Edmund J. Bennett, a self-taught residential builder and community planner who designed modern, nature-
conscious subdivisions in suburban Maryland, died March 10 at his home in Tucson. He was 93.
The cause was complications from an aortic aneurysm, said his wife, Diane Bennett.
After a brief federal career in management analysis, Mr. Bennett turned a lifelong interest in architecture into a thriving business in 1953.
For two decades, he designed modernist, suburban neighborhoods that included Flint Hill, Potomac Overlook and Carderock Springs, all in Bethesda, New Mark Commons in Rockville and King Charles Commons in Columbia.
“The difference between an average subdivision and an outstanding one is the way the land is planned,” he told House & Home magazine in 1959.
His works were well-known for their contemporary style that incorporated the surrounding wooded scenery, a style characterized as “situated modernism.” All houses were modeled to cause as little alteration to the natural landscape as possible. Features included cathedral ceilings, skylights and open floor plans with sliding glass walls that allowed for natural sunlight and picturesque views.
By preserving the forest, it made “the community look as if it had been there a long time, even though it was brand new,” he told The Washington Post in 2001.
Puppeteer Jim Henson was an undergraduate at the University of Maryland in the late 1950s when he heard news of Mr. Bennett’s first development, Flint Hill. The future “Muppet Show” creator later bought one of Mr. Bennett’s homes there.
Another one of his Bethesda developments, Carderock Springs, was one of the first communities in Montgomery County to include cul-de-sacs and underground utilities.
In the late 1960s, when the Carderock Springs lots were still new, they sold for an average of $45,000. They now range from $700,000 to $900,000, according to a 2012 Post article. Carderock Springs was listed on the National Register of Historic Places in 2008.

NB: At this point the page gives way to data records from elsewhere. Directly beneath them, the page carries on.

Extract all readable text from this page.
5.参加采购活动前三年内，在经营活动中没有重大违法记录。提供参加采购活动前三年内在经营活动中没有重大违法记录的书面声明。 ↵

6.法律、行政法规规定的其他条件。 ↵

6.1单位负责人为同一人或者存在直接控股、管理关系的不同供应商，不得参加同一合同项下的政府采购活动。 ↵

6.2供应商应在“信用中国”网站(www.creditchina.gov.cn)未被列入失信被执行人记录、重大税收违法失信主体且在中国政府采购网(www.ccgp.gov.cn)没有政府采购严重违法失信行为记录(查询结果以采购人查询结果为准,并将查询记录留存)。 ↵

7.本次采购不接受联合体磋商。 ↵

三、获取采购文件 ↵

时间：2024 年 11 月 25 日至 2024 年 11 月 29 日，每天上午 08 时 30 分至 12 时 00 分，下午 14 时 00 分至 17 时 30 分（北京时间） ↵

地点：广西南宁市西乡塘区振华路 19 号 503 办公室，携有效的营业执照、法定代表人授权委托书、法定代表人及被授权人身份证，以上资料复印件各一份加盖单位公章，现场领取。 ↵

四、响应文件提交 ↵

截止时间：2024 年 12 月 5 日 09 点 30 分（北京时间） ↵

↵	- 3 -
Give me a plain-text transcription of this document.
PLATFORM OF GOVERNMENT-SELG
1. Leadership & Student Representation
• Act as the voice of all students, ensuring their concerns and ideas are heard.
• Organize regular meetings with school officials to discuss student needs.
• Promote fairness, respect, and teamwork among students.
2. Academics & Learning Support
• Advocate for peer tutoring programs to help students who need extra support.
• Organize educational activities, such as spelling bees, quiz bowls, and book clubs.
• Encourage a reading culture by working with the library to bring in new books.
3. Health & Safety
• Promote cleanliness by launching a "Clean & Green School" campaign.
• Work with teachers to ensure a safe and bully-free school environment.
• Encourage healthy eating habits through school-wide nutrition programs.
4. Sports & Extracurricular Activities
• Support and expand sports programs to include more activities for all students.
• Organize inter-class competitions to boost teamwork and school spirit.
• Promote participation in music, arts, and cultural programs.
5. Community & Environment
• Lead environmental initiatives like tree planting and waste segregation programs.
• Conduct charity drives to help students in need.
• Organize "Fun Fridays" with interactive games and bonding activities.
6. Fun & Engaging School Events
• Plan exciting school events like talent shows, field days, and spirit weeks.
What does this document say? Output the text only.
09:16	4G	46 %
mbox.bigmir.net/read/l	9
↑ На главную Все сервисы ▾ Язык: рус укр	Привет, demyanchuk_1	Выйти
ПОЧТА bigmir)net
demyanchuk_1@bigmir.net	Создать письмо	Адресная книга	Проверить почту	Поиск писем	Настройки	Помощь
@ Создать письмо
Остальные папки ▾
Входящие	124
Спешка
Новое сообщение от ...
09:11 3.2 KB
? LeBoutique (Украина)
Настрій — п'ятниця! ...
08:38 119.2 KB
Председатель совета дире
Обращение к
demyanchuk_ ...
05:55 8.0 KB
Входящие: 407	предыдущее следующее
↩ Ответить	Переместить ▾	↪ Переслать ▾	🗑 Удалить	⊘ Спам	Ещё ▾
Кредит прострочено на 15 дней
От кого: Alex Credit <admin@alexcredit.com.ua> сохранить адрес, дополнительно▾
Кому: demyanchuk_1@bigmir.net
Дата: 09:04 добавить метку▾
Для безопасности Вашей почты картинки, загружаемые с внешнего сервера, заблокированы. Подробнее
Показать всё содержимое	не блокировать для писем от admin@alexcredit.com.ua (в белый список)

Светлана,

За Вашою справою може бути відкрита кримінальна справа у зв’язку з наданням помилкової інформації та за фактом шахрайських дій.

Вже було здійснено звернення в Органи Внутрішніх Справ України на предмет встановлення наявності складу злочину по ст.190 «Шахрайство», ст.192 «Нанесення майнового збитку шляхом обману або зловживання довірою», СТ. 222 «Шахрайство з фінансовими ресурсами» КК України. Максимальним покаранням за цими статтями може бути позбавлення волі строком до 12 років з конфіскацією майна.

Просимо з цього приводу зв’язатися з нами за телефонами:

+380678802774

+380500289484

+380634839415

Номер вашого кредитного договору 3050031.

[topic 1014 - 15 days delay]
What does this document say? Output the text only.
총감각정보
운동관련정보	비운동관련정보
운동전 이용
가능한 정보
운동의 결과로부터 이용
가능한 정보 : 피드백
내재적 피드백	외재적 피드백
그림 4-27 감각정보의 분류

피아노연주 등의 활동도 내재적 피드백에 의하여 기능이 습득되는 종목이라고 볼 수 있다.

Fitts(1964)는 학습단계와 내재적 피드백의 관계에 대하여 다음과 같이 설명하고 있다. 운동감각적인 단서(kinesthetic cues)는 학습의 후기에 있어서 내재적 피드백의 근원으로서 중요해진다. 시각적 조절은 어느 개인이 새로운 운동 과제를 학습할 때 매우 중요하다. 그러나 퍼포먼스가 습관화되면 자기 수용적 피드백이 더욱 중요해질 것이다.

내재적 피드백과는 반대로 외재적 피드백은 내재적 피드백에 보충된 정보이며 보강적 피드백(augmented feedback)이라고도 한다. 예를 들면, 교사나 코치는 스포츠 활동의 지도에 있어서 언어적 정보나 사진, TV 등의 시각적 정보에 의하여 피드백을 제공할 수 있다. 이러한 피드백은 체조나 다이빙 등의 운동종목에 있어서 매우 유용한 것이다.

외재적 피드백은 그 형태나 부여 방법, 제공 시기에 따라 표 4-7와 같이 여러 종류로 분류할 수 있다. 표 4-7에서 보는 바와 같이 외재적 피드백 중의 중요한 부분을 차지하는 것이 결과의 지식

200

“Bennett was really preserving the land, trying to minimize the impact of the houses on the terrain,” Isabelle Gournay, a University of Maryland architecture professor, told The Post in a 2012 article about Carderock Springs. Gournay’s research helped secure Carderock Springs’s place on the national register.
In 1971, Mr. Bennett sold his building firm to American Cyanamid, the chemical manufacturing company that was then looking to diversify its holdings. He stayed on as a developer until the mid-1970s, then became a founding director of the short-lived Century National Bank of Bethesda. He later worked as a real estate planning and development consultant before moving to California’s Bay Area from Chevy Chase in 1994. He settled in Tucson in 1997.
Edmund John Bennett was born in Washington on Jan. 7, 1920. His father, James V. Bennett, was a longtime director of the Federal Bureau of Prisons and a prominent penal reformer.
The younger Mr. Bennett was a 1942 business administration graduate of Stanford University and received a master’s degree in public administration from American University in 1948. He also did graduate work in political science at AU.
Mr. Bennett was an Army Air Force veteran of World War II. He then worked for the former U.S. Bureau of the Budget and the State Department before being recalled to active duty in the Air Force during the Korean War. He retired from the Air Force Reserve in 1961 at the rank of lieutenant colonel.
His marriages to Wilda Peck and Louise DeHart ended in divorce. Survivors include his wife of 30 years, Diane Shaw Bennett of Tucson; four children from his first marriage, Martin Bennett of Sonoma, Calif., Elizabeth Soto of Tucson, James Bennett of Bethesda and Bruce Bennett of Fairfax County; three stepchildren, Deborah Shaw of Tucson, Daniel Shaw of McLean and David Shaw of Austin; a sister, Brenda Bell of Adamstown; 14 grandchildren; and two great-grandchildren.
The first home Mr. Bennett built was his own. With two kids and one on the way, he decided his growing family needed more space. He soon realized he had talent for home building and could profit by it.
As the suburbs grew after World War II, his vision was for creating a “village” atmosphere.
“Small town life in America has proved that people like the sense of identity that comes from living in a real community,” he said in an interview with The Post in 1968. “They like to be able to walk to the store and buy a loaf of bread or a bottle of wheatgerm. That’s my premise.”